Voir ma mère s'agiter ainsi, inquiète de mon bien-être, me serre le cœur. Elle devrait être en colère, me haïr, me détester... Je ne la mérite pas.
Elle est en sécurité maintenant et elle est devenue plus forte que la plupart des gens de ce monde.
Maintenant ? Il lui ait arrivé quelque chose ? S'il te plait Léo ! Dis moi tout ce que tu sais !
Malia, calme toi d'accord. Elle ne risque plus rien maintenant. Izya a de nombreux alliés qui ne la laisseront pas tomber, je peux te l'assurer.
Tu parles du capitaine Red, c'est ça ? Et s'il l'utilisait ?!
Ne t'en fais pas. Je l'ai rencontré et je suis sûr que ce n'est pas le cas. Et puis, tu connais Izya, têtue comme elle est, qui réussirai à la manipuler ?
Elle est devenue pirate...
Elle est devenue reine, Malia. Il y a tout un peuple qui l'écoute et suit ses ordres sans discuter. Si elle est devenue pirate, je pense que c'est justement pour que personne n'ai à lui dicter sa conduite.
Malia reste pensive sous les mots de Léo. De mon côté, je n'arrive pas à imaginer ses pensées. Sans doute se rend-t-elle compte de mon égoïsme ? Car si je n'ai pas été manipulée comme elle le pensait, c'est bien que j'ai agi dans mon seul intérêt sans penser aux conséquences que cela pourrait avoir pour ma famille.
C'est ce qu'elle devrait penser.
Et tandis que Malia réfléchis, Léo penche sa tête en arrière et me regarde. Lentement, je le vois articuler sans bruit un simple mot "Descend". Maintenant toujours mon atmosphère propice au mirage et à mon invisibilité, je ne réponds pas, ni ne secoue la tête. Je devrais sans doute l'écouter.
Sans doute...
Tu sais, j'ai vraiment cru qu'elle était revenue ce soir. Il y a eu du bruit dans sa chambre et puis... J'ai trouvé ça.
Dans ses mains, Malia tourne et retourne une plume blanche. Voyant son trésor, je panique et tente de regarder mes ailes pour comparer aux miennes.

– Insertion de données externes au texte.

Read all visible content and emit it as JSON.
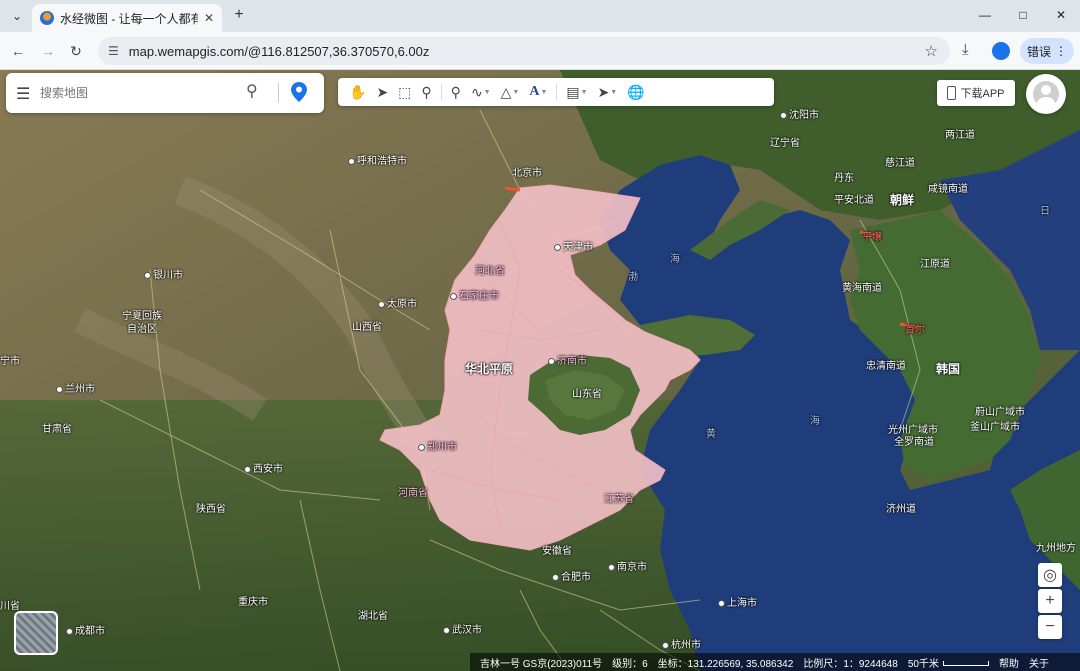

En gigotant, je fais craquer une branche. Je me fige sous le bruit. Ma mère regarde en l'air, perplexe, mais elle ne voit rien.

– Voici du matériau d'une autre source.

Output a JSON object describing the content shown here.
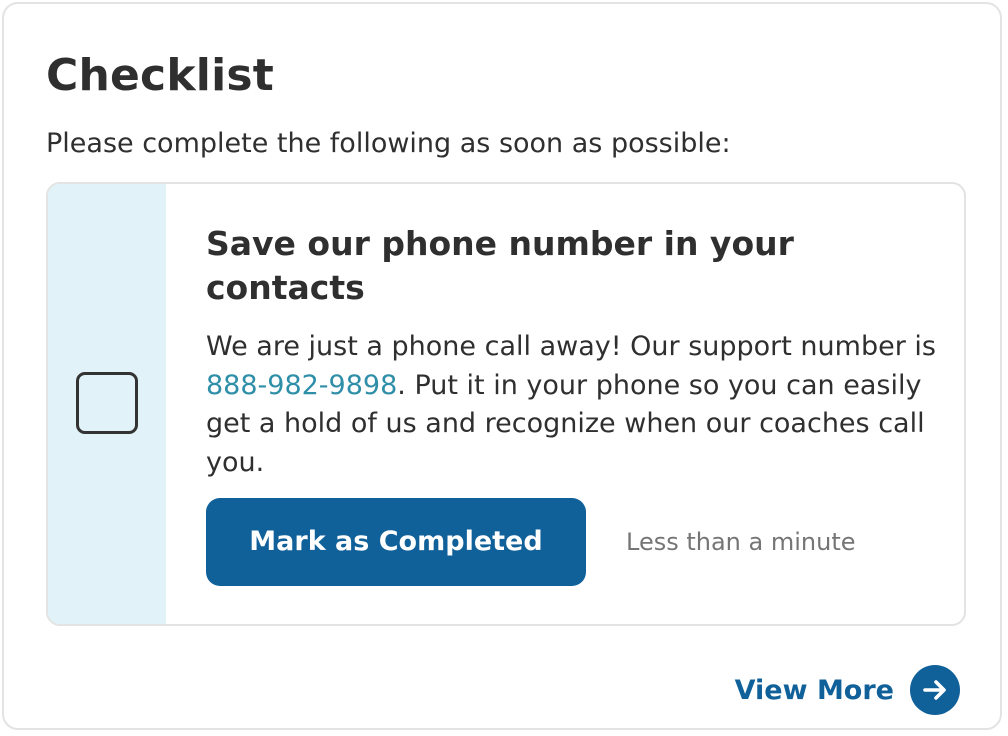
{
  "checklist": {
    "title": "Checklist",
    "subtitle": "Please complete the following as soon as possible:",
    "items": [
      {
        "title": "Save our phone number in your contacts",
        "description_before": "We are just a phone call away! Our support number is ",
        "phone": "888-982-9898",
        "description_after": ". Put it in your phone so you can easily get a hold of us and recognize when our coaches call you.",
        "completed": false,
        "button_label": "Mark as Completed",
        "duration": "Less than a minute"
      }
    ],
    "view_more_label": "View More"
  },
  "icons": {
    "checkbox": "checkbox-unchecked-icon",
    "view_more": "arrow-right-circle-icon"
  },
  "colors": {
    "primary": "#10609a",
    "link": "#2f8fa8",
    "rail": "#e1f2f9",
    "text": "#2f2f2f",
    "muted": "#757575",
    "border": "#e3e3e3"
  }
}
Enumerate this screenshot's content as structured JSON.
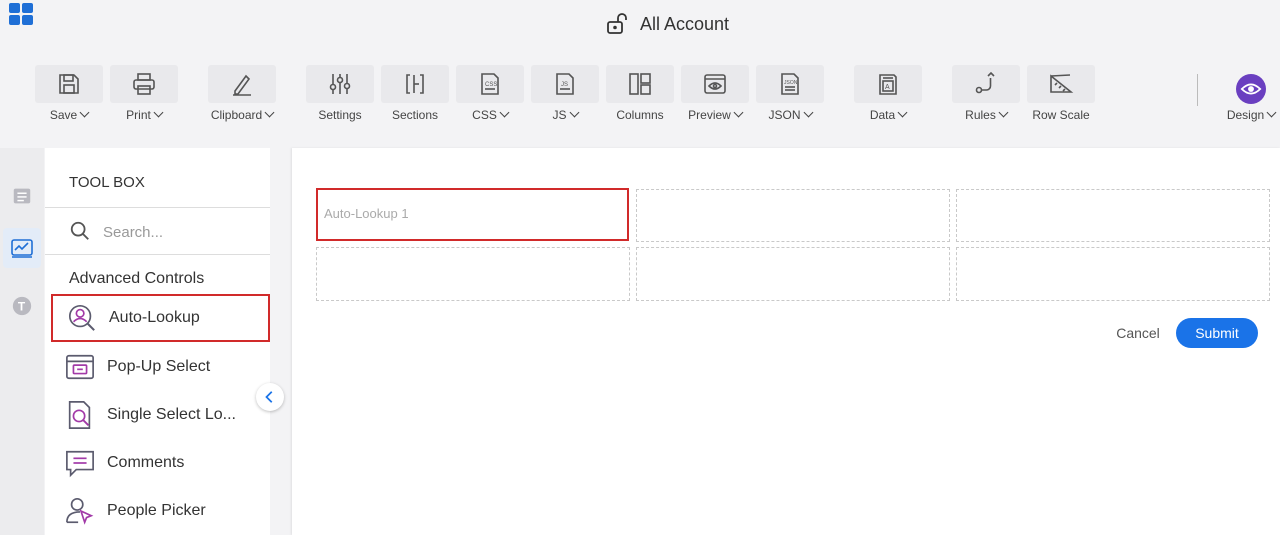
{
  "header": {
    "title": "All Account"
  },
  "toolbar": {
    "items": [
      {
        "label": "Save",
        "icon": "save-icon",
        "dropdown": true
      },
      {
        "label": "Print",
        "icon": "print-icon",
        "dropdown": true
      },
      {
        "label": "Clipboard",
        "icon": "clipboard-icon",
        "dropdown": true
      },
      {
        "label": "Settings",
        "icon": "settings-icon",
        "dropdown": false
      },
      {
        "label": "Sections",
        "icon": "sections-icon",
        "dropdown": false
      },
      {
        "label": "CSS",
        "icon": "css-icon",
        "dropdown": true
      },
      {
        "label": "JS",
        "icon": "js-icon",
        "dropdown": true
      },
      {
        "label": "Columns",
        "icon": "columns-icon",
        "dropdown": false
      },
      {
        "label": "Preview",
        "icon": "preview-icon",
        "dropdown": true
      },
      {
        "label": "JSON",
        "icon": "json-icon",
        "dropdown": true
      },
      {
        "label": "Data",
        "icon": "data-icon",
        "dropdown": true
      },
      {
        "label": "Rules",
        "icon": "rules-icon",
        "dropdown": true
      },
      {
        "label": "Row Scale",
        "icon": "row-scale-icon",
        "dropdown": false
      }
    ],
    "design_label": "Design"
  },
  "toolbox": {
    "title": "TOOL BOX",
    "search_placeholder": "Search...",
    "section_title": "Advanced Controls",
    "items": [
      {
        "label": "Auto-Lookup",
        "icon": "auto-lookup-icon",
        "selected": true
      },
      {
        "label": "Pop-Up Select",
        "icon": "popup-select-icon",
        "selected": false
      },
      {
        "label": "Single Select Lo...",
        "icon": "single-select-lookup-icon",
        "selected": false
      },
      {
        "label": "Comments",
        "icon": "comments-icon",
        "selected": false
      },
      {
        "label": "People Picker",
        "icon": "people-picker-icon",
        "selected": false
      }
    ]
  },
  "canvas": {
    "cells": [
      {
        "text": "Auto-Lookup 1",
        "selected": true
      },
      {
        "text": "",
        "selected": false
      },
      {
        "text": "",
        "selected": false
      },
      {
        "text": "",
        "selected": false
      },
      {
        "text": "",
        "selected": false
      },
      {
        "text": "",
        "selected": false
      }
    ],
    "cancel_label": "Cancel",
    "submit_label": "Submit"
  },
  "colors": {
    "accent": "#1a73e8",
    "selection": "#d12a2a",
    "design": "#6a3fc0"
  }
}
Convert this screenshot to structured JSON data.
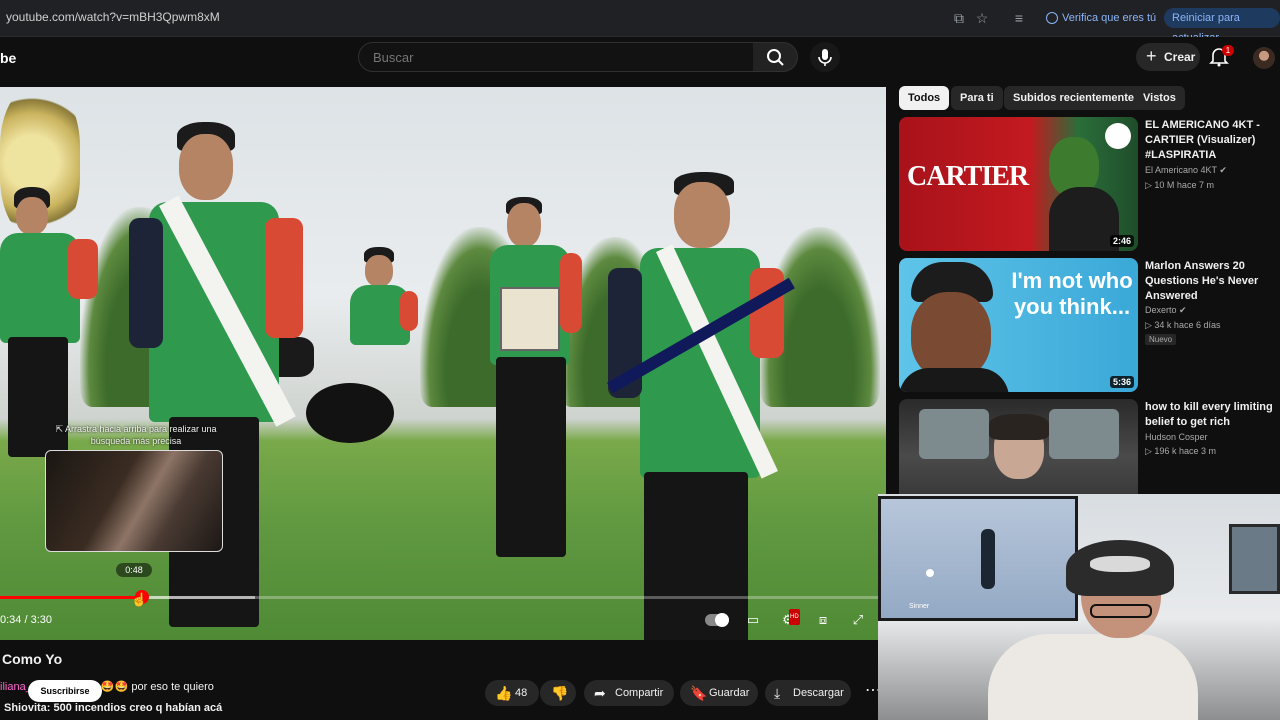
{
  "browser": {
    "url": "youtube.com/watch?v=mBH3Qpwm8xM",
    "verify_label": "Verifica que eres tú",
    "restart_label": "Reiniciar para actualizar"
  },
  "header": {
    "logo_text": "be",
    "search_placeholder": "Buscar",
    "create_label": "Crear",
    "notification_count": "1"
  },
  "player": {
    "hint": "⇱ Arrastra hacia arriba para realizar una búsqueda más precisa",
    "preview_time": "0:48",
    "time": "0:34 / 3:30",
    "progress": 0.162,
    "buffered": 0.29
  },
  "video": {
    "title": "Como Yo",
    "like_count": "48",
    "share_label": "Compartir",
    "save_label": "Guardar",
    "download_label": "Descargar",
    "subscribe_label": "Suscribirse"
  },
  "chat": {
    "line1_user": "iliana_0003",
    "line1_text": ": gracias 🤩🤩 por eso te quiero",
    "line2": "Shiovita: 500 incendios creo q habían acá"
  },
  "sidebar": {
    "chips": [
      "Todos",
      "Para ti",
      "Subidos recientemente",
      "Vistos"
    ],
    "videos": [
      {
        "title": "EL AMERICANO 4KT - CARTIER (Visualizer) #LASPIRATIA",
        "channel": "El Americano 4KT",
        "verified": true,
        "meta": "10 M  hace 7 m",
        "duration": "2:46",
        "thumb_text": "CARTIER",
        "badge": ""
      },
      {
        "title": "Marlon Answers 20 Questions He's Never Answered",
        "channel": "Dexerto",
        "verified": true,
        "meta": "34 k  hace 6 días",
        "duration": "5:36",
        "thumb_text": "I'm not who you think...",
        "badge": "Nuevo"
      },
      {
        "title": "how to kill every limiting belief to get rich",
        "channel": "Hudson Cosper",
        "verified": false,
        "meta": "196 k  hace 3 m",
        "duration": "",
        "thumb_text": "",
        "badge": ""
      }
    ]
  },
  "webcam": {
    "tv_text": "Sinner"
  },
  "colors": {
    "accent": "#ff0000",
    "background": "#0f0f0f",
    "chip_bg": "#272727"
  }
}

Mais il faut croire que c'était une vieille plume sortie de je ne sais où... j'ai raison non ?
Une fois de plus, Léo regarde dans ma direction, dépasser par ce qu'il doit dire. Mais je ne lui prête pas d'attention. Mes yeux sont figés sur le visage de ma mère, au bord des larmes.
Probablement...
Un nouveau silence s'en suit où Malia repose son regard perdu sur ma plume.
Tu sais où elle se trouve actuellement ?
Cette fois, Léo soupir avant de prendre la parole.
Lorsque je lui ai appris la mort de Géralt.
Tu lui as dit ?! Tu lui as dit que ce n'étais pas sa faute, hein ? Léo, tu lui as bien dis qu'elle n'y étais pour rien ? Parce que c'est vrai, elle ne doit pas se le reprocher, tu m'entends Léo, elle ne le doit pas !
Je. J'ai dis que c'était le gouvernement le coupable Malia, et comme je t'ai dis, notre rencontre ne s'est pas passé comme je l'aurai voulu... Il y avait ce Reyson et...
Tu ne lui as pas dis. Tu ne lui as pas dit et maintenant elle doit penser que c'est sa faute.
Calme toi Malia, je suis sûre qu'elle ne le pense pas et...
C'est pas sa faute, Léo ! C'est Géralt qui est parti, qui s'est inquiété ! Elle n'est pas responsable !
Je sais Malia, rassied toi, s'il te plait.
Mais si elle le pense ?! Elle ne reviendra jamais ! Elle voudra disparaître de ma vie !
Mais non, je suis sûr que.
Tu ne sais rien ! Elle l'a déjà fait ! Pour toi, elle a déjà voulu disparaître sous le poids de la culpabilité ! C'est Ma fille ! Je la connais ! Elle ne doit pas sortir de ma vie ! J'ai besoin d'elle !
IZ.
Il n'a pas besoin de m'appeler que déjà j'atterrie devant ma mère dont les mots se perdent en me voyant. Des larmes pleins les yeux, je la regarde sans détourner le regard. Je n'ai pas à avoir honte de ce que je suis devenue, je n'ai pas non plus à culpabilisé pour ce qui s'est passé. Tout ce que je peux faire, c'est l'accepter.
L'accepter avec elle.
Alors je la prends dans mes bras, laissant mes larmes couler sur son épaule. Encore sous le choc de me voir, Malia a du mal à réaliser.
Tu étais là ?
Les mots s'étranglent à moitié dans sa gorge, et moi même je suis incapable de parler. Alors je secoue simplement la tête. Et finalement, nous nous laissons toutes les deux emportées par l'émotion de nos retrouvailles où se mêle la joie de se revoir, mais aussi la tristesse de la perte d'un être cher.